Por: Redação Alvoroço

O Escritório do Representante Comercial dos Estados Unidos (USTR) confirmou, nesta quinta-feira (23), a aplicação de uma nova rodada de tarifas sobre produtos importados de 60 países. A medida atinge nações que, segundo o governo norte-americano, não adotaram ações suficientes para impedir a entrada de mercadorias produzidas com uso de trabalho forçado.
As novas alíquotas variam entre 10% e 12,5%. A tarifa de 10% será aplicada aos países que, de acordo com o USTR, “se comprometeram a adotar e a aplicar efetivamente proibições à importação de [produtos que são fruto do] trabalho forçado”. Já os países considerados em situação de descumprimento dessas exigências, como o Brasil, estarão sujeitos à cobrança de 12,5%.
Em alguns casos, a nova sobretaxa será somada a tarifas já existentes. No caso brasileiro, por exemplo, determinados produtos poderão acumular a cobrança com a tarifa de 25% anunciada anteriormente em razão de investigações sobre práticas comerciais classificadas pelos Estados Unidos como desleais.
“O Representante Comercial determinou, de acordo com a orientação específica do Presidente, que a taxa tarifária a ser aplicada e o escopo das tarifas e isenções são apropriados para obter a eliminação dos atos, políticas e práticas considerados passíveis de ação na investigação”, informou o órgão em documento oficial.
Outras 40 economias ficaram com tarifas de 12,5%, sendo:
- Argélia;
- Angola;
- Austrália;
- Bahamas;
- Bahrein;
- Chile;
- China;
- Colômbia;
- Costa Rica;
- República Dominicana;
- Egito;
- Guiana;
- Hong Kong;
- Iraque;
- Israel;
- Cazaquistão;
- Kuwait;
- Líbia;
- Marrocos;
- Nova Zelândia;
- Nicarágua;
- Nigéria;
- Noruega;
- Omã;
- Peru;
- Filipinas;
- Catar;
- Rússia;
- Arábia Saudita;
- Singapura;
- África do Sul;
- Tailândia;
- Turquia;
- Emirados Árabes Unidos;
- Uruguai;
- Venezuela;
- Vietnã;
- Japão;
- Coreia do Sul;
- Suíça.
Países terão tratamento diferenciado
O USTR definiu regras específicas para alguns parceiros comerciais. Japão, Coreia do Sul e Suíça terão a cobrança limitada ao teto de 12,5%, sem acumulação da nova tarifa com outras alíquotas, considerando o critério de nação mais favorecida.
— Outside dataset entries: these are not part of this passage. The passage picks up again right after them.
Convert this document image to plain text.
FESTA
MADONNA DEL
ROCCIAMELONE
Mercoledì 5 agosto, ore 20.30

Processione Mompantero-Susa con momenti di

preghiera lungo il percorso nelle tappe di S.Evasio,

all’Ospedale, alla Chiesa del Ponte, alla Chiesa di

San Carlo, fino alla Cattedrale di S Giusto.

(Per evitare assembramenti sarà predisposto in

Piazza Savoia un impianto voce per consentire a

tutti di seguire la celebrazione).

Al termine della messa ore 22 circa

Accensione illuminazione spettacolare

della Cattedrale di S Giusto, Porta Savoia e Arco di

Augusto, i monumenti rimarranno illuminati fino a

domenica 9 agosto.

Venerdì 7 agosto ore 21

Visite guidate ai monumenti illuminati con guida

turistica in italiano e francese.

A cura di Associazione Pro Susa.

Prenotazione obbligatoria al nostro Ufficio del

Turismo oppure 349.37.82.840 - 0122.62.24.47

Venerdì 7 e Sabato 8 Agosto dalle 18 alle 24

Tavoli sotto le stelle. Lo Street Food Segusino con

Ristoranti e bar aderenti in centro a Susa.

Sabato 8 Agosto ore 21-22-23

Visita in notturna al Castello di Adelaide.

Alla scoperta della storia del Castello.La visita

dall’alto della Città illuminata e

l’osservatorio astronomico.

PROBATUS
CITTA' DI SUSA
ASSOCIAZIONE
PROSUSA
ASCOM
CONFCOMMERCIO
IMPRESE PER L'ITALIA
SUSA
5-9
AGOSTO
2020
Enquanto isso, 19 países ficarão com a alíquota mais baixa, de 10%:
- Argentina;
- Bangladesh;
- Camboja;
- Canadá;
- Equador;
- El Salvador;
- Guatemala;
- Honduras;
- Índia;
- Indonésia;
- Jordânia;
- Malásia;
- México;
- Paquistão;
- Sri Lanka;
- Reino Unido;
- Trinidad e Tobago;
- União Europeia;
- Taiwan.
Já União Europeia e Taiwan também terão um regime especial, mas com limite máximo de 10% sobre os produtos enquadrados na medida.
Produtos isentos
A decisão também prevê exceções para determinados itens, que não serão alcançados pela nova tributação. Entre eles estão:
- materiais informativos, doações e bagagens acompanhadas;
- produtos já submetidos às tarifas da Seção 232;
- matérias-primas consideradas essenciais para o abastecimento da indústria norte-americana;
- mercadorias cuja taxação possa provocar impactos econômicos relevantes nos Estados Unidos;
- produtos sem capacidade de produção suficiente em território americano;
- itens cuja isenção possa incentivar outros países a fortalecer o combate ao trabalho forçado;
- produtos para os quais a tarifa adicional não seja considerada eficaz para atingir os objetivos da investigação.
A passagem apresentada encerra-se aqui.